Unlike McMillian, Wagner was not in "pre-release" status, but had actually been released on parole while he resided at the DRC. Therefore, this case is governed by Jackson and Willis, and not McMillian. As in Jackson and Willis, Wagner had actually been released on parole during the time for which he wishes to be credited. Similar to those cases, here too, the Board found that the doors to the DRC were not locked during the day and that they were locked only from the outside at night, thus, allowing anyone inside to leave by merely pushing the door open. Although there was a monitor at the front door at all times, this was for the purpose of signing residents and visitors in and out of the facility and to keep track of who was in the facility. Residents were able to leave the DRC unescorted on passes. The windows to the facility were not covered by bars. Most of them opened, even those on the first floor, and any resident could have easily left the premises through a window. Furthermore, the staff members at the DRC were trained as counselors and not law enforcement officers and, therefore, could not restrain any resident from leaving, but would only report to the parole authorities if a resident left without properly signing out and without a pass. Consequently, based on this evidence, we believe the Board correctly concluded that the conditions under which Wagner resided at the DRC were not so restrictive as to constitute custodial confinement. Therefore, he was not entitled to receive credit toward his maximum sentence for the six months he spent there.

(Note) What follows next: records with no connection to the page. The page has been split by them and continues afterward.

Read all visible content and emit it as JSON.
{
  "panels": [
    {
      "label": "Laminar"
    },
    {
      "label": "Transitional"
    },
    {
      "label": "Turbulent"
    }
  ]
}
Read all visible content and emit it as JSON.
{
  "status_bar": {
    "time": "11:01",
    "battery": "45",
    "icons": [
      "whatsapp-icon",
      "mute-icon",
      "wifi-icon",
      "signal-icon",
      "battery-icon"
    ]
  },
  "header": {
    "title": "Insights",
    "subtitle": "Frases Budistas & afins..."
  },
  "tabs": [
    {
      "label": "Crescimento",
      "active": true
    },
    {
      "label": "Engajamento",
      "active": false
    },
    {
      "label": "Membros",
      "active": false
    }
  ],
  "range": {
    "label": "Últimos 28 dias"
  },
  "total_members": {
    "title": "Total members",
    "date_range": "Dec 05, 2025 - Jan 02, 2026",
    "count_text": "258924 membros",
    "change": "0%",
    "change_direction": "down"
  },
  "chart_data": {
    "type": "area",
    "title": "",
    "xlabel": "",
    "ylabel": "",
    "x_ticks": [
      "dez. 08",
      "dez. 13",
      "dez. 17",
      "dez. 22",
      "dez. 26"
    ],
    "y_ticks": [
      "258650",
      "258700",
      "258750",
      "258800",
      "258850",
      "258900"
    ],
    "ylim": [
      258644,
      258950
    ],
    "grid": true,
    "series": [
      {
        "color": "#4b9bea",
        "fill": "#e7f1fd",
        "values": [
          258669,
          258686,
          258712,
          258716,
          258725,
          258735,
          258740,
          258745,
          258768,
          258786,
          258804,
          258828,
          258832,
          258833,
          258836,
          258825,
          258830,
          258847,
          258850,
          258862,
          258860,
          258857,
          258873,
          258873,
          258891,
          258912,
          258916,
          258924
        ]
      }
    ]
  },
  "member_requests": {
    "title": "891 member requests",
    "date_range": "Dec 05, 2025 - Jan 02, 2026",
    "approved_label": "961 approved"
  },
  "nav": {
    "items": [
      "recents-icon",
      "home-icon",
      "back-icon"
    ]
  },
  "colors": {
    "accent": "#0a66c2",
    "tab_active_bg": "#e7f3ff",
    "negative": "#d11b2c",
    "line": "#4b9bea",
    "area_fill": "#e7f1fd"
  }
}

Accordingly, based on the foregoing opinion, we affirm the order of the Board.

ORDER

NOW, April 1, 2004, the order of the Pennsylvania Board of Probation and Parole in the above-captioned matter is hereby affirmed.

NOTES

[1] The exact date in July 2000 when Wagner was moved to the outpatient program is not of record. Wagner does not seek credit for time spent in the outpatient program.

[2] A reviewing court will not interfere with the Board's determination of this issue unless it acts arbitrarily or plainly abuses its discretion. Cox v. Pennsylvania Board of Probation and Parole, 507 Pa. 614, 493 A.2d 680 (1985).

[3] Act of August 6, 1941, P.L. 861, added by Section 5 of the Act of August 24, 1951, P.L. 1401, 61 P.S. § 331.21a(a).